Movie review: Shunji Iwai's Last Letter gets the mood right but not the Shanghai location

Romance drama


115 mins/Opens Nov 29/3 stars

The story: When her sister Zhinan dies, Zhihua (Zhou Xun) goes to a middle school reunion with the intention of breaking the news to everyone. When she gets mistaken for her sister, she chooses not to correct them. Instead, she reconnects with their old mutual friend Yinchuan (Qin Hao), whom she had a crush on, and starts a letter correspondence with him.

Japanese film-maker Shunji Iwai, who had also told stories through letters in the romance movie Love Letter (1995) and televisionmini-series Chang-ok’s Letter (2017), spins yet another tale about the beauty of the written word here – only that it is set in Shanghai, China.
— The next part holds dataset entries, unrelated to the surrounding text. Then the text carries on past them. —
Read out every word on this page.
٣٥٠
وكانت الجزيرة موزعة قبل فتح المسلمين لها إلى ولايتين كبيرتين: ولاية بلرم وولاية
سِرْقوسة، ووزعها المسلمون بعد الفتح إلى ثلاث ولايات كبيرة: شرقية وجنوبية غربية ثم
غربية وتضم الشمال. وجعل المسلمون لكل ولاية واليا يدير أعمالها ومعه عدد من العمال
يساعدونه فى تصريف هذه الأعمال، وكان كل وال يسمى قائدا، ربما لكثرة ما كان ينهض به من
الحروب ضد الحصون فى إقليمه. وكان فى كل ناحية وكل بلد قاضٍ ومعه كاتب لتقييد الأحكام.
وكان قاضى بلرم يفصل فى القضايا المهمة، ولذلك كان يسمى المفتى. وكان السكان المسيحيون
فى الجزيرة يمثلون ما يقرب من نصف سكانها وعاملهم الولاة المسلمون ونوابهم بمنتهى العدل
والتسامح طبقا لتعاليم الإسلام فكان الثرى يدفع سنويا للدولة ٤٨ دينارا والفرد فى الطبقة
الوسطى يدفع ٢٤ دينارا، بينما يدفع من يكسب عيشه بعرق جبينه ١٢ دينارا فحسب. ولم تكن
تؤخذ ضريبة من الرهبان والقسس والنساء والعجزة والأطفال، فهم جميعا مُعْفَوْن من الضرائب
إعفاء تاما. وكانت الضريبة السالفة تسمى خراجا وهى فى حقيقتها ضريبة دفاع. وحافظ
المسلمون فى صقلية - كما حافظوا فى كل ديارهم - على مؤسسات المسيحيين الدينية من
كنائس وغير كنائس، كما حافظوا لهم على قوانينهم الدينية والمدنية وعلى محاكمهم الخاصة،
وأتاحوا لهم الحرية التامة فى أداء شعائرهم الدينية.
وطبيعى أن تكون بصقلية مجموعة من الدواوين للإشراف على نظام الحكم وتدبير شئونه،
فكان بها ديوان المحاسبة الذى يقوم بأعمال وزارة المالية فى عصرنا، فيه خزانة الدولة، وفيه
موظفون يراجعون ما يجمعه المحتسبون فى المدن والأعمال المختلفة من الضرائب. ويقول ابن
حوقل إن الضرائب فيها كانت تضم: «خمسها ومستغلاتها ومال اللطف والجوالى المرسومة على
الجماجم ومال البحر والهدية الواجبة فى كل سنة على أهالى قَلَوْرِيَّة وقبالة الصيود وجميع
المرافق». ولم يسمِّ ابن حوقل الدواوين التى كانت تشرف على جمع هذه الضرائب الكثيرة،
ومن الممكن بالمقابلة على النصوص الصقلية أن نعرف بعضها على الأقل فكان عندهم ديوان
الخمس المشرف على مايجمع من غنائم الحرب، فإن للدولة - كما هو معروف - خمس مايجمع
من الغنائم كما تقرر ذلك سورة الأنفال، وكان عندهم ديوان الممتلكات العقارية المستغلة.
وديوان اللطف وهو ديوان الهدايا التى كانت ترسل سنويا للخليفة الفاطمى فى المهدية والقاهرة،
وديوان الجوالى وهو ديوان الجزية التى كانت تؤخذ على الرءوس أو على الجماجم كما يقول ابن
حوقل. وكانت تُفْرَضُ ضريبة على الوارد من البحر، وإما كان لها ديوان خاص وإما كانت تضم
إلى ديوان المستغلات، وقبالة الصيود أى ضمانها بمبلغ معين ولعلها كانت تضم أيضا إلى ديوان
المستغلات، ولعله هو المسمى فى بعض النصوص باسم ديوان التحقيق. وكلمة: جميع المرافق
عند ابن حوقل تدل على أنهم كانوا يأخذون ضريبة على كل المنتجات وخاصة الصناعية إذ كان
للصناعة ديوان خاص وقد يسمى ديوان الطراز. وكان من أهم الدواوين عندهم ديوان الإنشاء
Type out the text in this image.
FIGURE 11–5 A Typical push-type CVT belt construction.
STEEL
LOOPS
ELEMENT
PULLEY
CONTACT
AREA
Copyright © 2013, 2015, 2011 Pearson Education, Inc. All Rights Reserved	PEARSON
There is plenty of buzz over how this is Iwai’s first film made in China – where he has a cult following among college film students – but there is nothing distinctly Chinese about the movie at all.

The director is, in fact, remaking Last Letter in Japan with a Japanese cast next year, so it should be interesting to see how he tweaks the story for his native audience. The auteur is known for casting a sharp eye on contemporary Japanese culture in films such as youth drama All About Lily Chou-Chou (2001).

While he may not have managed to inject this movie with authentic Chinese flavour, what he gets right, as expected, is the tone.

There is a constant sense of melancholy throughout, helped both by the heavy-on-strings soundtrack – which he scored – as well as the muted colour palette of the suburban middle-class neighbourhoods.

If Love Letter had been a story about the innocence of young love, then this one is about loss and regret in one’s adult years.

For Zhihua, she feels sadness and self-pity for having been the overlooked sister in the family. For Yinchuan, it is all about what could have been and the things he never got to say to his childhood sweetheart.

It is only through their letters to each other wherethey can truly be honest and free.

Constant new revelations keep things moving along – intercut with lengthy flashback scenes performed by talented teen actress Zhang Zifeng as a young Zhihua – but the story never fully engages, no thanks to the unnecessary sub-plots involving Zhihua’s mother-in-law and Zhinan’s estranged husband.

They perpetually distract from the central characters just as one is starting to feel absorbed in their story.